There was a debate on the pages of the Anarcho-Syndicalist Review some years ago (#25, Summer 1999; #26, Fall 1999; #27, Winter 1999) — on the subject, one centred on Chomsky’s espousal of a concept borrowed from social movements in Brazil: ‘expanding the floor of the cage’. The ASR debate — which also featured James Herod, Graham Purchase, Jeff Stein, Mike Long, and Jon Bekken — isn’t available online, but an interview with Uncle Noam by David Barsamian is.
An extract:
Personally, I think Crass hit the nail on the head, viz, ‘Do they owe us a living? Of course they fucking do!’:
A Google search reveals the following possibly interesting candidates for further reading:
‘Social rights and social resistance: opportunism, anarchism and the welfare state’, Hartley Dean, International Journal of Social Welfare, Vol.9, No.3, July 2000
Anarchism and the welfare state: the Peckham Health Centre, David Goodway, History & Policy, May 2000
— also —
Anarchy in Milton Keynes, Colin Ward, The Raven, No.18, April-June 1992
In general, Colin Ward is among one of the more interesting scholars of practical anarchism (in the areas of education and housing in particular), and much of his published work deals with either anarchist approaches to the provision of ‘welfare’ to the general population, especially the working class, in the here-and-now, and/or the history of popular attempts by the (British) working class to establish some degree of economic and political autonomy from the state and market via establishing their own, democratically-controlled social institutions.
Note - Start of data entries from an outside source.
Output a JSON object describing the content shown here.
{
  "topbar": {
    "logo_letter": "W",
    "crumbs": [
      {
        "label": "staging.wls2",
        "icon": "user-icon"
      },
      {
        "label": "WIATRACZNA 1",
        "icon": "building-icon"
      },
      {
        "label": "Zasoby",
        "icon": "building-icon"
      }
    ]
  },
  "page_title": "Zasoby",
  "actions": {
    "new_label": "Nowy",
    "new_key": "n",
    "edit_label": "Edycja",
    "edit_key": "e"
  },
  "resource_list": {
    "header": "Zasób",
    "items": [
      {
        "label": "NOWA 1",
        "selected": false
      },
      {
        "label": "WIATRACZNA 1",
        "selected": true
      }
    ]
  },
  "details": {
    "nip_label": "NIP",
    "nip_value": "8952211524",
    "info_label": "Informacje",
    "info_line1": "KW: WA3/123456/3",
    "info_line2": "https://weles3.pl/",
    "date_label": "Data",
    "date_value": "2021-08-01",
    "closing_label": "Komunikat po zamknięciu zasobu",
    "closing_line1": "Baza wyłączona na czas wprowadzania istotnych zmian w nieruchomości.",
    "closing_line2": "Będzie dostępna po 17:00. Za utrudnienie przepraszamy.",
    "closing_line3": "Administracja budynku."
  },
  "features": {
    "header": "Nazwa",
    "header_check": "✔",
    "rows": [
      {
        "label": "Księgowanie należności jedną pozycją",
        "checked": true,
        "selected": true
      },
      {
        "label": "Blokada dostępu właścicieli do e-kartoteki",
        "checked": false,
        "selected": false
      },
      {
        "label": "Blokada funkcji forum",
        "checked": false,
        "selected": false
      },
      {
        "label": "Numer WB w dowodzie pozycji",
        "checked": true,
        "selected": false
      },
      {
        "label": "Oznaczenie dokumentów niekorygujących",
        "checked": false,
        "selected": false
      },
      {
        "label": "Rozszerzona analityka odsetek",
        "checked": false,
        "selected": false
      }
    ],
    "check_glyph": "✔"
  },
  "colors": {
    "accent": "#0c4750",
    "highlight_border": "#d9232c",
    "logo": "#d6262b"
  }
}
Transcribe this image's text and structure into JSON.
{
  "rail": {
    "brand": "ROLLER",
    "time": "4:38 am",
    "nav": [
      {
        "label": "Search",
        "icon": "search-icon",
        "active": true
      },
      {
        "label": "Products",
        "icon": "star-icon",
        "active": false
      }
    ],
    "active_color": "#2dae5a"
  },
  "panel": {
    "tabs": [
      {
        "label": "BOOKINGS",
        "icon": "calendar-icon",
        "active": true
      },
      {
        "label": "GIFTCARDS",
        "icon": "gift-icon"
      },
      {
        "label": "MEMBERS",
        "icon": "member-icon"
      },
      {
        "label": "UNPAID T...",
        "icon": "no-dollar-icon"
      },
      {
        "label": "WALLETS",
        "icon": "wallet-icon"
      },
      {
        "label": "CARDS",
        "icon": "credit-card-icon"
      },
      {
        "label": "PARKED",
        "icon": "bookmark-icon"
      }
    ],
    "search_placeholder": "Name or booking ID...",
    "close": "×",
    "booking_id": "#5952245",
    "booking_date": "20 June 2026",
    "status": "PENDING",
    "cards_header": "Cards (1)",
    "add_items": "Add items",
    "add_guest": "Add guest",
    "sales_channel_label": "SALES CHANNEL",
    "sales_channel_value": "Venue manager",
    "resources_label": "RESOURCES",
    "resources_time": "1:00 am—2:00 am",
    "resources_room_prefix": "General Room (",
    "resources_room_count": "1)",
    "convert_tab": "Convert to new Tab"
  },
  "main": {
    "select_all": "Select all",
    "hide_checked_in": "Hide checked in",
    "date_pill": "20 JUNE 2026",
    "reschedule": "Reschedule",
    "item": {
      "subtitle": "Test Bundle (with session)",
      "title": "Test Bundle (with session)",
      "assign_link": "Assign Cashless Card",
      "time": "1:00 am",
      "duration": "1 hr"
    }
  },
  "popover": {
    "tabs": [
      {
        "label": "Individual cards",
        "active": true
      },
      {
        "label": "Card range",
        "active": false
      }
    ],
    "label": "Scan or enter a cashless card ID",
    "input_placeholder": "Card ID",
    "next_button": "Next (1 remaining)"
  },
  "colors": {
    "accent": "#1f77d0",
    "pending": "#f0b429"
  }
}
Generally speaking, anarchists attempt to establish and advocate in favour of social institutions under the control of stakeholders rather than the state or the market. One of the problems with this approach is the tendency of such organisations to become institutionalised. For example, the origins of the network of community legal centres that now exist across Australia was in part a result of the efforts by local (Spanish) anarchists to establish a legal centre in Fitzroy…
The tension between (political) autonomy and (economic) survival is one often remarked-upon in the literature that I’ve read on the subject of ‘social movement organisations’, and I suppose anarchists generally desire both, but in the absence of mass radical movements within which such projects can be sustained it’s a very difficult thing to achieve.
Keynesianism killed the autonomist star…
Shit. I’m not sure if that really answers your question, but I guess it’s a start?
It’s a very good start. Thanks @ndy.
Quote: “The Anarchist Brotherhood operates in northwestern USA, Ontario and Quebec. Contact to the Brotherhood is not permitted.”
heh an anarchist cult? Now I’ve heard everything.